In one quick, autistic flutter of his arms, he reached into the bag and shoved a yellow and red cardboard box squarely at my face. It read “Preparation H Anti-itch Relief Hydrocortisone Cream 1%.”

“Oh, okay,” I said, taking several seconds to realize that the whole bag was full of Preparation H. Several more seconds passed before I understood that Timothy Mumford had crept into what remained of his home and was trying to sneak out with a trashcan-sized amount of hemorrhoid treatment.

Timothy said he figured the ointments were still good because they were all in unopened boxes and made quick strides toward his front door. I followed him for a moment, then stopped and yelled, “You can totally take those, but it’s really not recommended. I mean, once they’ve been exposed to a fire…”

He didn’t reply, he only moved the full bag into his left hand, raised his right and waved goodbye with a delicate wriggle of his fingers. I made my way to my final room, his garage. I was excited about this room—not only because I could open the garage door and be flooded with light—but, as I’d suspected, the garage wasn’t brimming with complicated tools whose names elude me. It was just abounding with bug sprays and pest killers. I spent twenty minutes taxing my vocal chords with “Raid Ant Baits roman numeral three, Raid Flee Killer Plus Flogger, Ortho Home Defense Max,” when I decided to simply count the bottles and give five examples of brands. I had counted somewhere into the mid-twenties, when my cell phone rang and I lost count.

It was the friend who introduced me to this business that had me hatching strategic plans for counting insecticides. She also happened to be my boss.

“What are you doing?” She didn’t even say hello.

“I’m in the client’s garage counting stuff, why?”

“I need you to leave immediately,” she said. “I’ll explain later.”

I was ordered to not meet with the client or contact him in any way. I was to drive my car away from the property and call her back. Nothing seemed like a better idea.

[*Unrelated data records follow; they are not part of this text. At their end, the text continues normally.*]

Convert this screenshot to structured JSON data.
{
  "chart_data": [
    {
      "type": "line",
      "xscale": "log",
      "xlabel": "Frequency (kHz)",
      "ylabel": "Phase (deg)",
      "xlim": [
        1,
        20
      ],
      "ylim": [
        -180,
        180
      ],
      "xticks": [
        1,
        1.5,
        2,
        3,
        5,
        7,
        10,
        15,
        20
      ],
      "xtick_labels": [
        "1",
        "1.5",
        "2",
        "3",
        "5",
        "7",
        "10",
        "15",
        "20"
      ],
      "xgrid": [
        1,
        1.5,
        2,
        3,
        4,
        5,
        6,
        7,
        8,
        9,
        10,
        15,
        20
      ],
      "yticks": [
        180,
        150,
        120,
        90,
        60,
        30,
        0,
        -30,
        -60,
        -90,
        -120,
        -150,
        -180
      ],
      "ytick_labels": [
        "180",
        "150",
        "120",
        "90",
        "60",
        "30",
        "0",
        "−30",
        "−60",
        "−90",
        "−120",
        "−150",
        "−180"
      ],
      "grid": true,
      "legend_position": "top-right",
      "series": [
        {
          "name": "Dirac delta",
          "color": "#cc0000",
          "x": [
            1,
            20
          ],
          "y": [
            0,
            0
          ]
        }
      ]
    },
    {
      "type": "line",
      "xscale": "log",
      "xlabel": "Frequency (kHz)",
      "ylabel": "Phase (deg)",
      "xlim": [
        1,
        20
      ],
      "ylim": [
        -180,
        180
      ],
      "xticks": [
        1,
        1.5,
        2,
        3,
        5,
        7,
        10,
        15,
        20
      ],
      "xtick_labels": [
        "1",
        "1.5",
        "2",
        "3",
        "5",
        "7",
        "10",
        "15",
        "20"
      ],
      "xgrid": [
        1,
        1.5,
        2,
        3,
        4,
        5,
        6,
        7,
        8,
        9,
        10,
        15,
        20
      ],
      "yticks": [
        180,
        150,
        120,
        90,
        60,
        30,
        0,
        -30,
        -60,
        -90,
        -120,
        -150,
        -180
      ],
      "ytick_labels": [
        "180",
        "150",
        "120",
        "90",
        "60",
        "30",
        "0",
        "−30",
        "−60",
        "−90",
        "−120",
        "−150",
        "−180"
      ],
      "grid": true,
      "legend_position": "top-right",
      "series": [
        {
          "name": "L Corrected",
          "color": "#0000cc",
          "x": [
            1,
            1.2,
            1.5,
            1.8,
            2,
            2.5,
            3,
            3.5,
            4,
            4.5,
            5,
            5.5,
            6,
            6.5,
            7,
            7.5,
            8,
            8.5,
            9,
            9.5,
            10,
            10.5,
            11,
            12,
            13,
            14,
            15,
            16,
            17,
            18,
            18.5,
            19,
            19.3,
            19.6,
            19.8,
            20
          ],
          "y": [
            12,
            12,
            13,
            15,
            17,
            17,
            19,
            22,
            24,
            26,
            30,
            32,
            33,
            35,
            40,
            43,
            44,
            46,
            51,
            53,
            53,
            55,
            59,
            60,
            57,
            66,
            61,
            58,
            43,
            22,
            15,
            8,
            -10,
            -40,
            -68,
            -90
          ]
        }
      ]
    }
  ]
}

Once I was safely parked at a nearby strip mall, I called her and learned that the results from the fire investigation had just come in: The cause was accelerants, and the origin was the master bedroom. The adjusters had dropped the claim because Timothy Mumford was suspected of arson.

As I made my way to the airport, a deep pity for Mumford welled up in me. I pictured him waiting for me, nervously swallowing gulps of coffee while perched on the edge of his swiveling office chair. I imagined his bony knees making sharp peaks in his jeans, which raised his pant legs just enough to reveal white tube socks. I thought about him clicking buttons on his keyboard and still not finding what he was looking for.

Yeah, he probably did it, but I felt sorry for him. Had I known all along he’d done it? Did the amorphous heavy dark thing tell me? Maybe there had been a subconscious notation of all the little differences between his and other torched homes. Perhaps his house was too neat and lacking in costly items and personal papers, like maybe someone had methodically removed valuables the night before, leaving a few decoys behind. Then, perhaps somebody got up the next morning, dribbled ignitable fuel all over his bedroom floor, lit something and took off in an awkward, almost sweet trot.

Or, maybe I wanted to believe I had something deep inside me that told me when something wasn’t good, but the truth is, I’m so oblivious to crime that I sat on it, gently. Maybe I took a break, leaned up against Mumford’s bed, lowered myself onto the floor, directly down onto a localized burn pattern, grabbed a nearby item and recorded its existence, “Bamboo backscratcher, 12 inches.”

- - -

Timothy Mumford was convicted of arson by a jury of his peers.